Wheatfield—A Confrontation (The Harvest), 2 acres of wheat planted and harvested by the artist on a landfill in Manhattan's financial district, summer 1982.
photos from the Chelsea Art Museum.
Greenmuseum.org writes, "In 1982, she carried out what has become one of the best-known environmental art projects when she planted a two-acre field of wheat in a vacant lot in downtown Manhattan. Titled, Wheatfield -- A Confrontation, the artwork yielded 1,000 lbs. of wheat in the middle of New York City to comment on "human values and misplaced priorities". The harvested grain then traveled to 28 cities worldwide in "The International Art Show for the End of World Hunger" and was symbolically planted around the globe. "

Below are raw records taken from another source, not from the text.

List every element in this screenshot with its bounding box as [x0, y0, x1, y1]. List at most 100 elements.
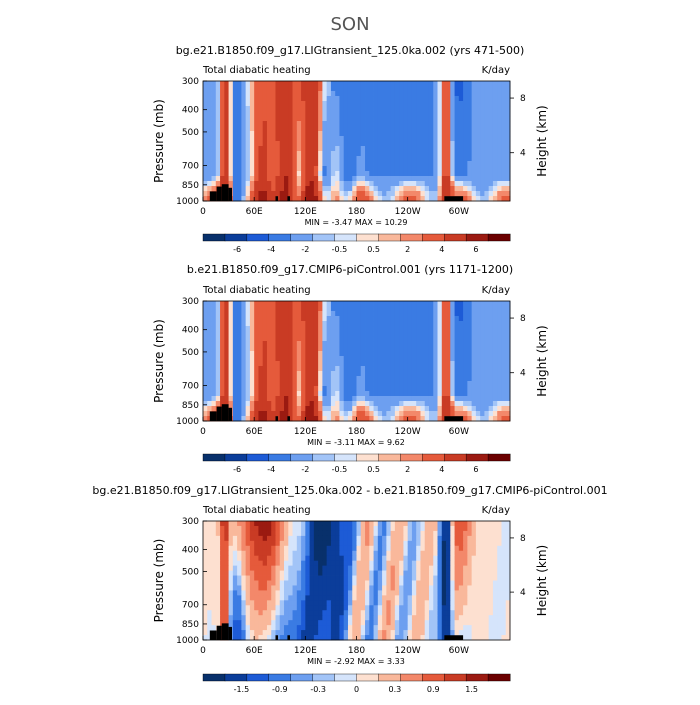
heatmap-cell — [237, 526, 242, 531]
heatmap-cell — [271, 321, 276, 326]
heatmap-cell — [433, 610, 438, 615]
heatmap-cell — [357, 96, 362, 101]
heatmap-cell — [497, 196, 502, 201]
heatmap-cell — [374, 171, 379, 176]
heatmap-cell — [339, 96, 344, 101]
heatmap-cell — [305, 151, 310, 156]
heatmap-cell — [212, 600, 217, 605]
topography-block — [222, 404, 229, 421]
heatmap-cell — [310, 566, 315, 571]
heatmap-cell — [412, 121, 417, 126]
heatmap-cell — [357, 351, 362, 356]
heatmap-cell — [301, 311, 306, 316]
heatmap-cell — [212, 361, 217, 366]
colorbar-tick-label: 4 — [439, 245, 444, 254]
heatmap-cell — [288, 176, 293, 181]
heatmap-cell — [224, 346, 229, 351]
heatmap-cell — [497, 561, 502, 566]
heatmap-cell — [344, 116, 349, 121]
heatmap-cell — [403, 610, 408, 615]
heatmap-cell — [254, 126, 259, 131]
heatmap-cell — [450, 181, 455, 186]
heatmap-cell — [241, 531, 246, 536]
heatmap-cell — [284, 126, 289, 131]
heatmap-cell — [484, 86, 489, 91]
heatmap-cell — [216, 571, 221, 576]
heatmap-cell — [207, 141, 212, 146]
heatmap-cell — [403, 136, 408, 141]
heatmap-cell — [438, 381, 443, 386]
heatmap-cell — [305, 121, 310, 126]
heatmap-cell — [220, 610, 225, 615]
heatmap-cell — [446, 376, 451, 381]
heatmap-cell — [450, 521, 455, 526]
heatmap-cell — [301, 590, 306, 595]
heatmap-cell — [203, 126, 208, 131]
heatmap-cell — [327, 126, 332, 131]
heatmap-cell — [216, 581, 221, 586]
heatmap-cell — [293, 91, 298, 96]
heatmap-cell — [216, 366, 221, 371]
heatmap-cell — [203, 196, 208, 201]
heatmap-cell — [399, 406, 404, 411]
heatmap-cell — [497, 566, 502, 571]
heatmap-cell — [310, 176, 315, 181]
heatmap-cell — [399, 361, 404, 366]
heatmap-cell — [467, 521, 472, 526]
heatmap-cell — [246, 186, 251, 191]
heatmap-cell — [301, 361, 306, 366]
heatmap-cell — [314, 585, 319, 590]
heatmap-cell — [395, 541, 400, 546]
heatmap-cell — [399, 156, 404, 161]
heatmap-cell — [331, 376, 336, 381]
heatmap-cell — [224, 126, 229, 131]
heatmap-cell — [476, 411, 481, 416]
heatmap-cell — [429, 416, 434, 421]
colorbar-swatch — [269, 234, 291, 241]
heatmap-cell — [212, 366, 217, 371]
heatmap-cell — [442, 610, 447, 615]
heatmap-cell — [314, 306, 319, 311]
heatmap-cell — [314, 126, 319, 131]
heatmap-cell — [357, 81, 362, 86]
heatmap-cell — [301, 81, 306, 86]
heatmap-cell — [365, 396, 370, 401]
heatmap-cell — [357, 541, 362, 546]
heatmap-cell — [293, 101, 298, 106]
heatmap-cell — [275, 351, 280, 356]
heatmap-cell — [275, 166, 280, 171]
heatmap-cell — [472, 91, 477, 96]
heatmap-cell — [310, 171, 315, 176]
heatmap-cell — [489, 161, 494, 166]
heatmap-cell — [391, 336, 396, 341]
heatmap-cell — [314, 536, 319, 541]
heatmap-cell — [433, 191, 438, 196]
heatmap-cell — [241, 546, 246, 551]
heatmap-cell — [357, 121, 362, 126]
heatmap-cell — [258, 590, 263, 595]
heatmap-cell — [301, 176, 306, 181]
heatmap-cell — [348, 531, 353, 536]
heatmap-cell — [391, 301, 396, 306]
heatmap-cell — [288, 181, 293, 186]
heatmap-cell — [399, 141, 404, 146]
heatmap-cell — [216, 396, 221, 401]
heatmap-cell — [391, 311, 396, 316]
heatmap-cell — [207, 136, 212, 141]
heatmap-cell — [297, 396, 302, 401]
heatmap-cell — [374, 316, 379, 321]
heatmap-cell — [297, 306, 302, 311]
heatmap-cell — [271, 581, 276, 586]
heatmap-cell — [327, 156, 332, 161]
heatmap-cell — [220, 561, 225, 566]
heatmap-cell — [263, 161, 268, 166]
heatmap-cell — [484, 96, 489, 101]
heatmap-cell — [369, 161, 374, 166]
heatmap-cell — [318, 141, 323, 146]
heatmap-cell — [275, 546, 280, 551]
heatmap-cell — [497, 381, 502, 386]
heatmap-cell — [318, 595, 323, 600]
heatmap-cell — [484, 381, 489, 386]
heatmap-cell — [446, 396, 451, 401]
heatmap-cell — [310, 96, 315, 101]
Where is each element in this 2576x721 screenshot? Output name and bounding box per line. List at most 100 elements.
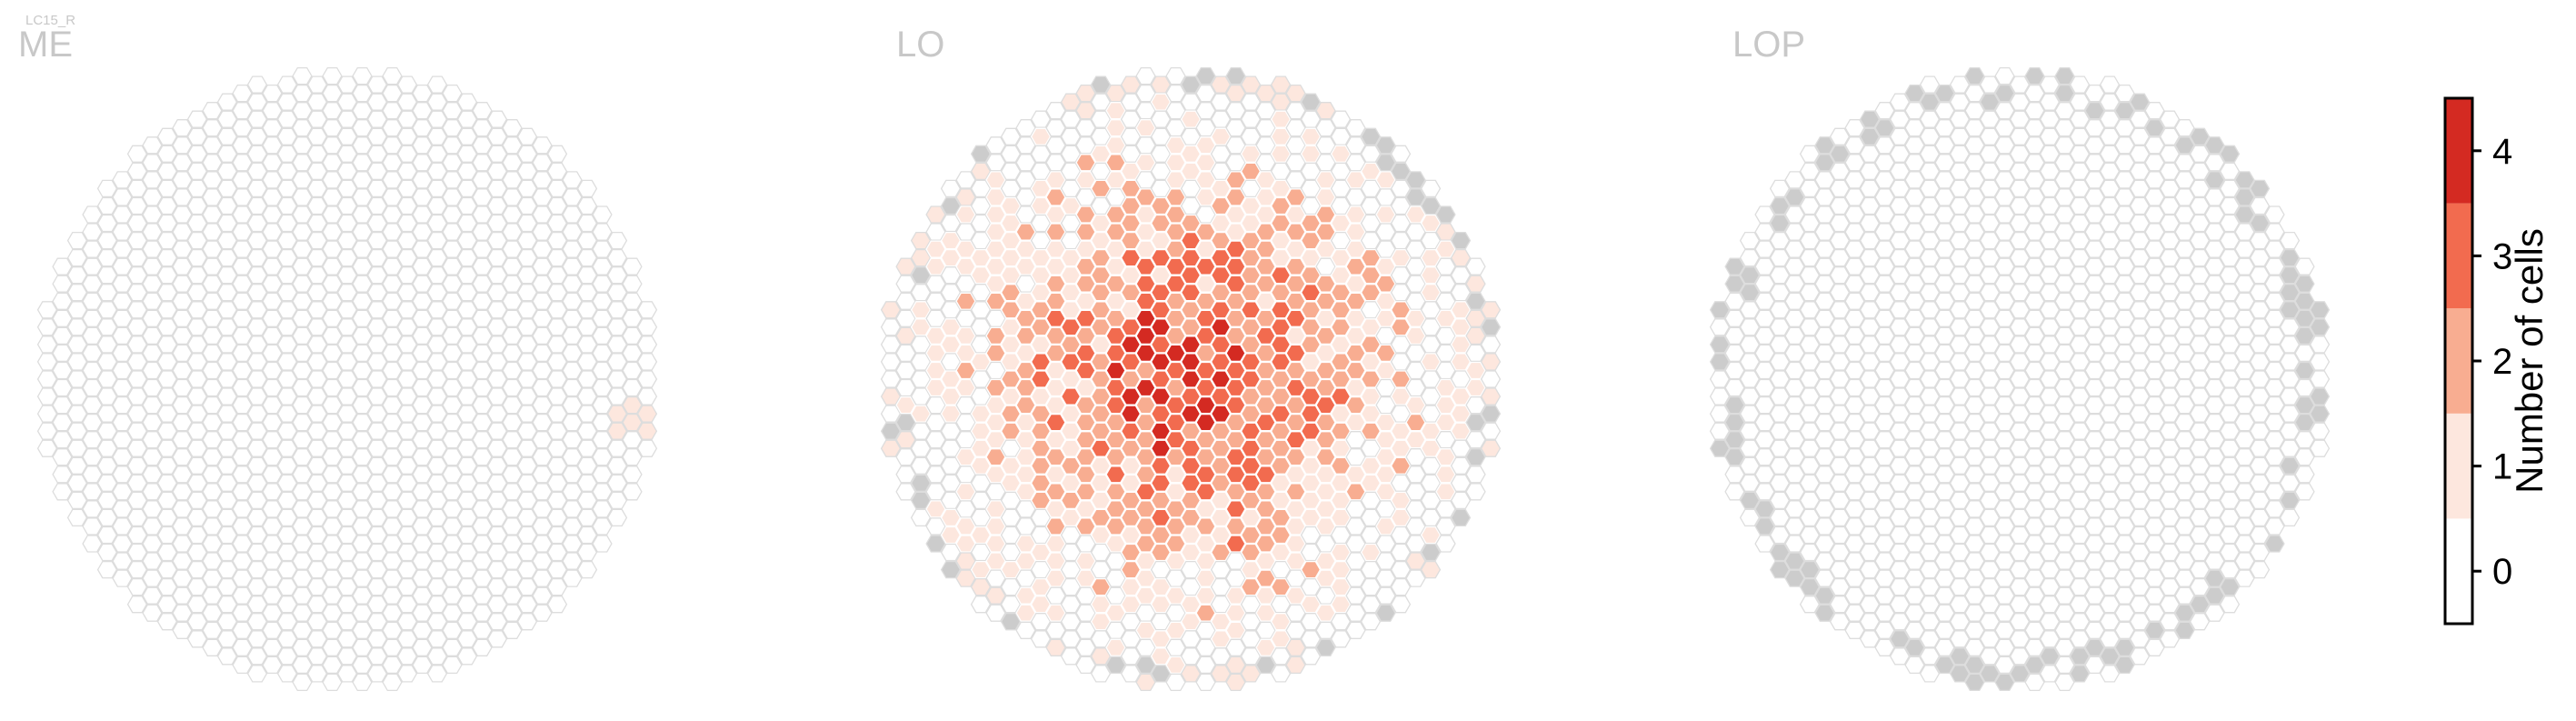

Aren't these photos great? I remember learning about this work some time ago, but running into it again at Mount Olympus renewed my excitement about the work and the idea. As it gets more and more expensive to ship food across huge distances (what James Howard Kunstler likes to call the "3,000 mile salad"), it will be more important to grow food nearer to where it is consumed - so I think this work in particular will have increasing relevance over time. There's recently been a boom in urban farming. In fact, Denver's Westword ran a feature on the movement in May called "The Urbavore's Dilemma: Getting down and dirty with Denver's backyard farmers".
See also; this post at Coolhunting about landscape ecologist Eric W. Sanderson's decade-long Mannahatta Project, an exhaustive study and recreation of the Manhattan ecosystem circa 1609 (the year of Henry Hudson's arrival in Mannahatta).